ラジオを聞く前、本を読む前に私は(量的って「統計取る」といった感じかな?質的は「個々に深く聞いていく」のかな??)というイメージがありました。
本書を読まれる方は、社会学といった質的調査の学問を専攻した学生さんや、実際に調査を職業として行っている方々かと思います。
「質的」も「量的」も、突き詰めると境界線が難しいようなのですが、それでもあえて個人的な意見を言うと「調査する対象の心的な核心に迫る」のが質的調査ではないでしょうか。
一回深く調査して理解できるようなことでなく、調査してからまた新たな疑問が生まれたり、調査抜けがあったことに気づけたりして…
また改めて聞いて、新たな疑問が生まれて…
地を這いまわるかのように探し探して、やっと見えてくるようなもの…というような地道な努力の連続なのだなと本書を読んで知りました。本当に、恐れ入る努力とはこのようなことではないかと、感じます。
私たちに届くころのニュースなどの情報とは、こんなにも影なる努力のあってのありがたいものだったなんて。。。取り上げられたニュースに対してミーハーにあれやこれやと騒ぐのが少し恥ずかしくもなりました(汗)
例えば「Aさん」を取り上げるとして、自身の価値観を持って結論付けるのではなく、「Aさんが向き合っている世界から、Aさんがどのように感じ取って、何を最適として選択をしているのか。」
Aさんが行っている事を「意思」や「目的」ということで捉えるのではなく「社会から受けたものへのレスポンス」や「アンサー」という受け身的な一面をとらえるほうが核心をつくのではないか。

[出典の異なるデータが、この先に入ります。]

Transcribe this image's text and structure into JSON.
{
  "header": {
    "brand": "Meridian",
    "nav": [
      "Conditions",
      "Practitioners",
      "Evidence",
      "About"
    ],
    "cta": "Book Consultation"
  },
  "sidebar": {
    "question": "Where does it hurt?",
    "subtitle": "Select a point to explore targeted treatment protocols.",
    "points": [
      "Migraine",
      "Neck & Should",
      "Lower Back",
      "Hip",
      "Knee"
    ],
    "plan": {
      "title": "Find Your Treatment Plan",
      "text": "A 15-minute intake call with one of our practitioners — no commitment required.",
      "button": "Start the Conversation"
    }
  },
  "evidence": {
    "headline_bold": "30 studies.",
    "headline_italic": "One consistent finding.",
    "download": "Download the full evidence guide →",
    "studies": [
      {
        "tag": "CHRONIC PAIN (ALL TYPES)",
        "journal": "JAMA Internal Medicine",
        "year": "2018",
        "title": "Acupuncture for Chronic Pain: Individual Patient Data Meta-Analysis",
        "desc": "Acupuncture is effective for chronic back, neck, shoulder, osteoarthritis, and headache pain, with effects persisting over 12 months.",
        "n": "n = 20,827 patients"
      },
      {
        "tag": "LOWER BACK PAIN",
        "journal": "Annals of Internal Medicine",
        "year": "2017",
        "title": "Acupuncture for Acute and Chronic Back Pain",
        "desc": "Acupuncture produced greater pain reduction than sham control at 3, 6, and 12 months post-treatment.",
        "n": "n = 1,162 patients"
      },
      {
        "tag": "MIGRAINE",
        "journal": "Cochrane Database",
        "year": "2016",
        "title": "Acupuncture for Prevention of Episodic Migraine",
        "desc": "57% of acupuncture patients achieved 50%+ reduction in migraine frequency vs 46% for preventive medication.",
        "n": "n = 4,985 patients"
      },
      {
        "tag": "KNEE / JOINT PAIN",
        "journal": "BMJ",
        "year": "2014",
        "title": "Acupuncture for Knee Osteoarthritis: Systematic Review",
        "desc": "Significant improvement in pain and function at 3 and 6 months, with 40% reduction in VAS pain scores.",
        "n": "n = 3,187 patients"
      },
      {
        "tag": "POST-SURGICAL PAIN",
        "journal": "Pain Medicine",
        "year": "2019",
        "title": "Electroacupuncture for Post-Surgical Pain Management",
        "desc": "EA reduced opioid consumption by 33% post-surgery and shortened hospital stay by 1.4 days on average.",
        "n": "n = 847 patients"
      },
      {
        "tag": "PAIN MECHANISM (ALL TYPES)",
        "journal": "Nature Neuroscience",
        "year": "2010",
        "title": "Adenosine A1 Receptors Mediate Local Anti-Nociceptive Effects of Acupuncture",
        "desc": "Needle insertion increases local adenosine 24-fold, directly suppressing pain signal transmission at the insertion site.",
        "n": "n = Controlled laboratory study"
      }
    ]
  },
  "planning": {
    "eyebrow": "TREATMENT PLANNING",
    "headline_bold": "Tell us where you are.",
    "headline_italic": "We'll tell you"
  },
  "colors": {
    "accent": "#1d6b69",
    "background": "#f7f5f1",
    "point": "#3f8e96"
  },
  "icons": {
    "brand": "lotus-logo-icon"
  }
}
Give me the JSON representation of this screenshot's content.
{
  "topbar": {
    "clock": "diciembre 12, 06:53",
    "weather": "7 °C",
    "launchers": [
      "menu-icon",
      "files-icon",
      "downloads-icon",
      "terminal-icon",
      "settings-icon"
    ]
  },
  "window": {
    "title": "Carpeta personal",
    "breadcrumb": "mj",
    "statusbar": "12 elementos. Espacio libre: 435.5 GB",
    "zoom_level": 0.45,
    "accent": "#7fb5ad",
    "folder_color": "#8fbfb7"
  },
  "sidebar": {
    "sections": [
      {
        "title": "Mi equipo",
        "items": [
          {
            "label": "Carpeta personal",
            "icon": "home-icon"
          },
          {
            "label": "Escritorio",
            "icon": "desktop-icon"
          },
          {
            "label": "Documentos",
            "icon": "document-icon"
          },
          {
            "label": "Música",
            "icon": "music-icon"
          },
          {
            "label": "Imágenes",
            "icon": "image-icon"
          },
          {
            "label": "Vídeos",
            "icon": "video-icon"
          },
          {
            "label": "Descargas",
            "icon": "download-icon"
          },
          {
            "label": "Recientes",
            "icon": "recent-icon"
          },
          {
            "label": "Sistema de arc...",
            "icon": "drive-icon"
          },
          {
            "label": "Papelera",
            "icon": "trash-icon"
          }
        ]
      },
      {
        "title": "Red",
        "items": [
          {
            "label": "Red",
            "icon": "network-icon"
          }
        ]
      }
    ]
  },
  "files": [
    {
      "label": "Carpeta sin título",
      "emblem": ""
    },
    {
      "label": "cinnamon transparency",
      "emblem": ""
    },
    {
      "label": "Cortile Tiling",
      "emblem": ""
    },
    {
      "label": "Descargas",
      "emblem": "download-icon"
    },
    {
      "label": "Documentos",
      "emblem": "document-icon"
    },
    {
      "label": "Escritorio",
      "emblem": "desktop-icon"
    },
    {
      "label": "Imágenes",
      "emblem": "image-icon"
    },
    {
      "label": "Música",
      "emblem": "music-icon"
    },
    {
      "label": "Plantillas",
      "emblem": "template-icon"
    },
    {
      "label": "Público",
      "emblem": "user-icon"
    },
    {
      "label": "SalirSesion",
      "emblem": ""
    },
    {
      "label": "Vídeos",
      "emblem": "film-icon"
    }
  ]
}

そんな風にも感じます。
言葉というコミュニケーション方法の持つもの
調査をする側もまた「言葉によるコミュニケーションの限界」に挑んでいるかもしれません。
「感じとったことを正確に言葉に変換する」って、ものすごく難しいことではないでしょうか?
それでも伝える手段が言葉しか無いなら、極力近しいところに表現を持っていくしかない。そんなジレンマをとても深く感じているのが、最も近くの人…つまり調査する人なのだと思います。
「核心を突くことを聞く」という行為は、もし「こころの傷に迫る」ことがテーマだったら、「聞いた方も傷を追う」ようなすごく近い位置にいれるからこそ聞き取れるのかもしれません。
相手をリスペクトする。
そして聞く。
どういう心持ちで他者と接すべきか、本書を読んで考える機会になりました。
「質的社会調査」を学んでいらっしゃる方に、ぜひとも読んでみていただきたい本です。